Let your experiences make you happy

Tijn Touber | Jan/Feb 2006 issue

The other day I was walking along the beach with a friend. The sun was setting and the water took on an orange hue as a fishing boat slowly glided by with a whole flock of seagulls in its wake. I breathed the cool sea air deeply into my lungs, looked at my friend blissfully and said, “What a beautiful sunset!” She started to cry. The last time she had seen a beautiful sunset was with her husband. But he was gone.

Words are loaded. Every word has a past that immediately colours the present as soon as it escapes your lips. By uttering just those four words I had wiped out the present experience of the setting sun, the boat, the seagulls, and the orange waves from my friend’s mind, reducing them to a painful memory.

But it doesn’t have to turn out that way. A few years ago I was standing with an Englishman on top of a hill in Tuscany. The only thing I knew about him was that his name was John, and even that I had not heard personally from him. I had seen his name on the list of participants at the silent retreat we had both signed up to attend. John and I had taken a number of walks together without exchanging a word. And then we stood together looking at a beautiful sunset.

If we had spoken the usual words at that moment (“What a beautiful sunset!”), that sunset surely wouldn’t have been as beautiful. Our words would have reduced the experience of the sunset to thoughts about the sunset, in the same way some tourists photograph and videotape everything they see. Instead of experiencing the moment, they try to capture it in a permanent form.

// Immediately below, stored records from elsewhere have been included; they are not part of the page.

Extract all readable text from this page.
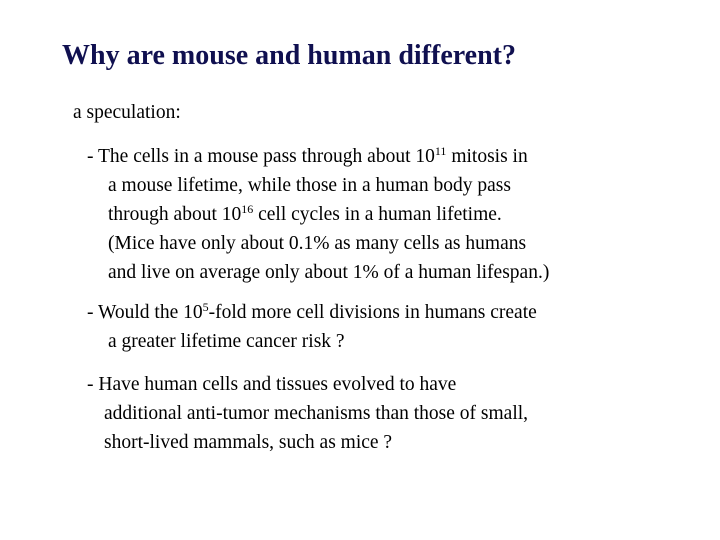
Why are mouse and human different?

a speculation:

- The cells in a mouse pass through about $10^{11}$ mitosis in
a mouse lifetime, while those in a human body pass
through about $10^{16}$ cell cycles in a human lifetime.
(Mice have only about 0.1% as many cells as humans
and live on average only about 1% of a human lifespan.)
- Would the $10^5$-fold more cell divisions in humans create
a greater lifetime cancer risk ?
- Have human cells and tissues evolved to have
additional anti-tumor mechanisms than those of small,
short-lived mammals, such as mice ?
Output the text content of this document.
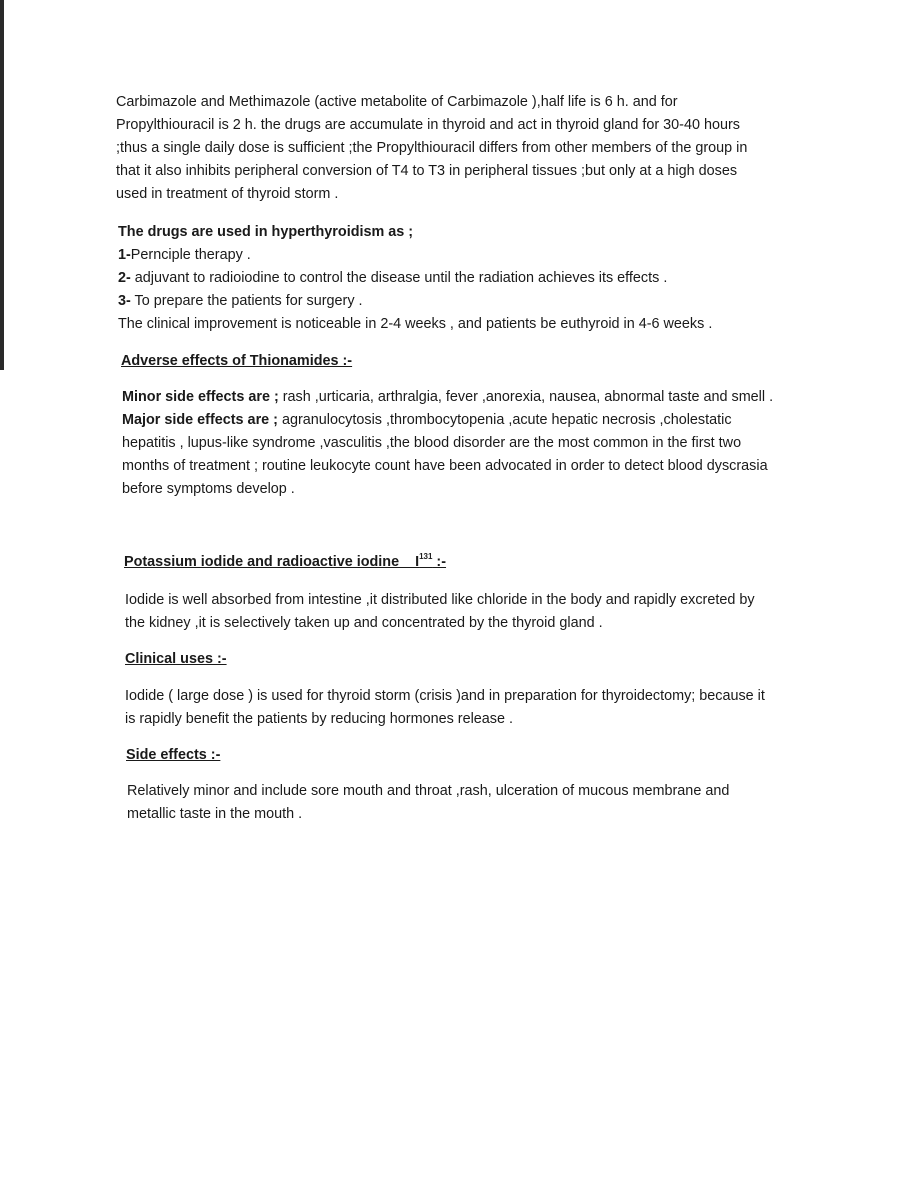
Carbimazole and Methimazole (active metabolite of Carbimazole ),half life is 6 h. and for
Propylthiouracil is 2 h. the drugs are accumulate in thyroid and act in thyroid gland for 30-40 hours
;thus a single daily dose is sufficient ;the Propylthiouracil differs from other members of the group in
that it also inhibits peripheral conversion of T4 to T3 in peripheral tissues ;but only at a high doses
used in treatment of thyroid storm .
The drugs are used in hyperthyroidism as ;
1-Pernciple therapy .
2- adjuvant to radioiodine to control the disease until the radiation achieves its effects .
3- To prepare the patients for surgery .
The clinical improvement is noticeable in 2-4 weeks , and patients be euthyroid in 4-6 weeks .
Adverse effects of Thionamides :-
Minor side effects are ; rash ,urticaria, arthralgia, fever ,anorexia, nausea, abnormal taste and smell .
Major side effects are ; agranulocytosis ,thrombocytopenia ,acute hepatic necrosis ,cholestatic
hepatitis , lupus-like syndrome ,vasculitis ,the blood disorder are the most common in the first two
months of treatment ; routine leukocyte count have been advocated in order to detect blood dyscrasia
before symptoms develop .
Potassium iodide and radioactive iodine    $I^{131}$ :-
Iodide is well absorbed from intestine ,it distributed like chloride in the body and rapidly excreted by
the kidney ,it is selectively taken up and concentrated by the thyroid gland .
Clinical uses :-
Iodide ( large dose ) is used for thyroid storm (crisis )and in preparation for thyroidectomy; because it
is rapidly benefit the patients by reducing hormones release .
Side effects :-
Relatively minor and include sore mouth and throat ,rash, ulceration of mucous membrane and
metallic taste in the mouth .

Recently I was walking a dog along the beach. Once again, the sun was setting and the water turned burnt orange. The fishing boat glided slowly past with seagulls in its wake. I looked into the dog’s eyes, which were wondering when the ball would be coming their way. Delighted, I cried: “Would you look at that beautiful sunset!” The dog just looked at me and said nothing. In his eyes I read: There’s a big difference between being happy and thinking that you’re happy.